Komparasi antara Ujub dan Riya’ bisa kita lihat sebagai berikut:
- Perbedaan
- Letak kesyirikan
Riya’: Syiriknya riya’ berkaitan dengan orang lain, yaitu menyekutukan Allah ﷻ dengan orang lain. Sederhananya, ketika seseorang beribadah, maka dia ingin dipuji oleh Allah ﷻ dan juga dipuji oleh manusia, maka dengan demikian dia telah menyekutukan Allah dengan manusia.
Ujub: Syiriknya ujub berkaitan dengan diri sendiri, yaitu menyekutukan Allah ﷻ dengan diri sendiri. Maksudnya adalah dengan seseorang merasa bahwa keberhasilan yang dia raih merupakan hasil kerja sama antara Allah dengan dirinya, maka dia telah menyekutukan Allah ﷻ dengan dirinya.
- Tauhid yang dirusak
Riya’: Syirik yang dilakukan karena riya’ berkaitan dengan tauhid uluhiyah. Tauhid uluhiyah dalam hal ini rusak karena yang asalnya ibadah hanya untuk Allah, namun ternyata diperuntukkan untuk selain Allah ﷻ pula, yaitu pengakuan dan pujian manusia.
Ujub: Syirik yang dilakukan karena ujub berkaitan tauhid rububiyah. Tauhid rububiyah adalah tauhid tentang meyakini bahwasanya hanya Allah ﷻ yang bisa menolong hamba dan menentukan segala keberhasilan. Tauhid rububiyah dalam hal ini rusak karena yang asalnya semua keberhasilan asalnya dari Allah, namun ternyata seseorang merasa bahwa keberhasilan yang dia raih adalah hasil kerja sama antara dia dengan Allah ﷻ.
- Amalan yang mengenainya
Riya’: Penyakit riya’ hanya bisa mengenai amal-amal saleh. Riya’ hanya bisa berkaitan dengan amal saleh seperti salat, sedekah, haji, umrah, dakwah, hafalan dan bacaan Al-Qur’an, dan amal saleh lainnya. Namun, riya’ tidak pada perkara-perkara duniawi, yaitu seseorang tidak dikatakan riya’ dengan nasab, paras yang indah, atau harta.
Ujub: Penyakit ujub bisa mengenai amal saleh dan perkara-perkara duniawi. Seseorang bisa saja ujub dengan salatnya, dengan sedekahnya, dengan dakwahnya yang berhasil. Selain itu, ujub juga bisa mengenai seseorang dari sisi duniawinya, yaitu seseorang bisa ujub dengan hartanya, ujub dengan parasnya, ujub dengan nasabnya, dan perkara dunia lainnya.

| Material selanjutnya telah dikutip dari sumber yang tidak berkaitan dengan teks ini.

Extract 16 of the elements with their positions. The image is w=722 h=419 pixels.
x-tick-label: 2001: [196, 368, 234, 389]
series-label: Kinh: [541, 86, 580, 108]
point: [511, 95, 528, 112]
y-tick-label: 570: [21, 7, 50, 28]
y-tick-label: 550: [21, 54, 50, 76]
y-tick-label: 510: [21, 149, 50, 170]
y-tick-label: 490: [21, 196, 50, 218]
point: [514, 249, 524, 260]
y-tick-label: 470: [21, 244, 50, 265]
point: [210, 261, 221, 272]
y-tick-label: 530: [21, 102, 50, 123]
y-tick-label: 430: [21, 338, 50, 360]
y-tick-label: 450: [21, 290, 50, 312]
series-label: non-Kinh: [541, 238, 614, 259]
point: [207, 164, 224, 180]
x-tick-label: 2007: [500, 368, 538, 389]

Pertanyaan: Apakah seseorang yang bekerja boleh mempresentasikan hasil kerjanya kepada atasannya?
Jawabannya: Tentu hal tersebut boleh. Hal tersebut bukan riya’ dan tidak termasuk dalam perkara riya’. Perkara ini, mempresentasikan hasil kerja kepada atasan ataupun khalayak tidak mengapa, yang penting tidak ada ujub di dalamnya, karena perkara ini bisa dimasuki ujub.
- Persamaan
Riya’ dan ujub sama-sama merupakan syirik kecil, dan sama-sama bisa menggugurkan amal saleh yang dilakukan.
Ujub dan Al-Kibr
Ujub memiliki keterkaitan dengan al-Kibr, sebagaimana perkataan Ibnu Qudamah bahwa ujub adalah wasilah untuk sombong.[4] Orang yang ujub mungkin belum tentu sombong, bisa jadi seseorang merasa bahwa kekayaannya itu karena kerajinan dan kecerdasannya. Orang yang demikian tidaklah sombong, akan tetapi dia ujub, karena dia merasa bahwa dirinya hebat, dia telah lupa bahwasanya Allah yang memberikan segalanya kepadanya. Akan tetapi ketika ujubnya itu menjadikan dia merendahkan orang lain, maka dia telah terjatuh pada kesombongan. Sebagaimana yang Nabi Muhammad ﷺ telah sebutkan tentang kesombongan,
الْكِبْرُ بَطَرُ الْحَقِّ، وَغَمْطُ النَّاسِ
“Kesombongan itu adalah menolak kebenaran dan meremehkan manusia.”[5]
Ini menunjukkan bahwasanya ujub adalah sarana yang sangat kuat untuk menjadikan seseorang sombong.
Ketahuilah bahwasanya kesombongan itu lebih parah daripada ujub, sebagaimana Nabi Muhammad ﷺ telah bersabda,
لَا يَدْخُلُ الْجَنَّةَ مَنْ كَانَ فِي قَلْبِهِ مِثْقَالُ ذَرَّةٍ مِنْ كِبْرٍ
“Tidak akan masuk surga orang yang di dalam hatinya terdapat seberat zarah dari kesombongan.”[6]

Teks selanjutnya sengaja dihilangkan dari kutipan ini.